Belize's barrier reef is acknowledged to be the second largest in the world and the largest reef system in the northern hemisphere by a considerable margin. It is famous for its tropical paradise cayes and atolls. The former are reached by public water taxis and have small communities as well as hotels, whereas the latter are further out, accessible only by chartered boat, and home to exclusive boutique hotels. It didn't take me long to make my choice, and in fact I even managed to find, amongst the beachside hotels, pizza joints, bars and tour operators, a cat shelter in Caye Caulker that allowed camping for a meagre fee. A bargain I thought until I experienced the persistent sand flies, so small that they could flit through the mesh of my tent inner forcing me to decamp to the end of a jetty where I only had a few adventurous mosquitoes to deal with. And although the cats left me alone one of them peed on my flysheet before I left.
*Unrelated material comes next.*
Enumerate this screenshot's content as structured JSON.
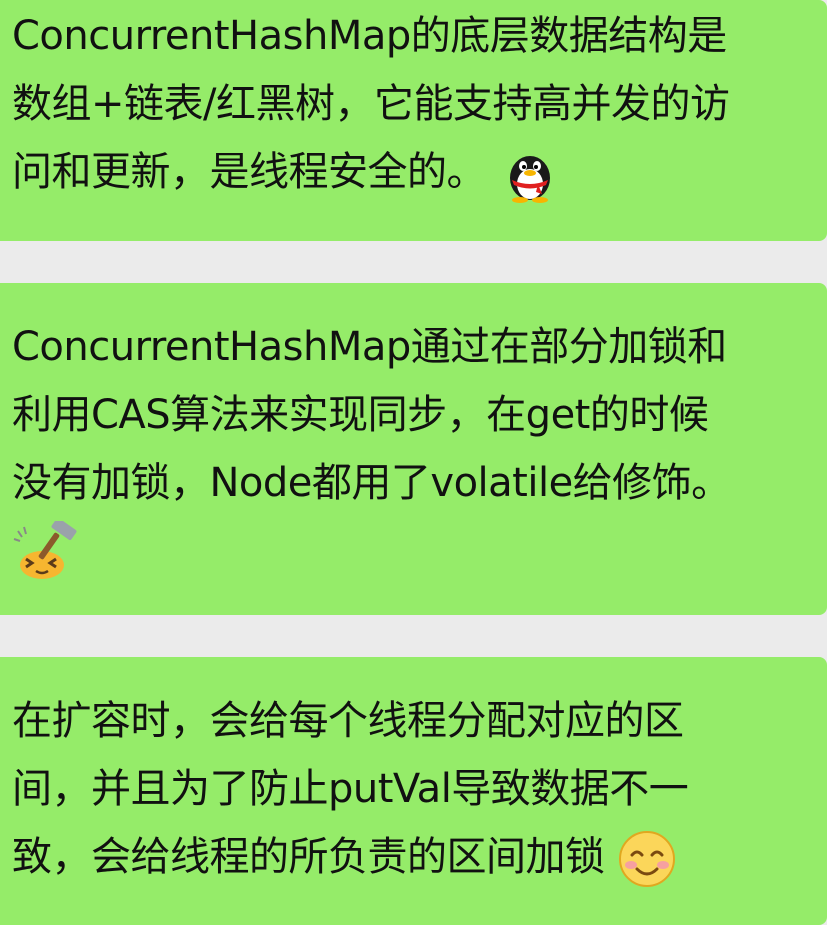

But I was here for the reef and not to worry about terrestrial pests. The reef's iconic image is the Great Blue Hole, made famous by old Jacques Cousteau, where one can dive down to 40m along its sheer walls. Unfortunately there were no tours heading out there during my stay (but fortunately for my wallet, as a trip costs upwards of $200 per person) so I had to make do with snorkelling some nearer reefs that, although not as spectacular, were still rich in marine life such as rays, green turtles, barracuda and schools of placid nurse sharks. It would also be my last opportunity to bask in a tropical sea, marvel at colourful corals, and get sunburnt before heading north to cooler climes.

Nurse sharks swarming round our boat to get fish scraps. Although some of them were twice as large as me they are docile and (almost) totally harmless.

*I find countries where the capital has the same name as the country, such as Panama, Guatemala and Belize, confusing as it's not always clear whether someone is talking about the city or the country.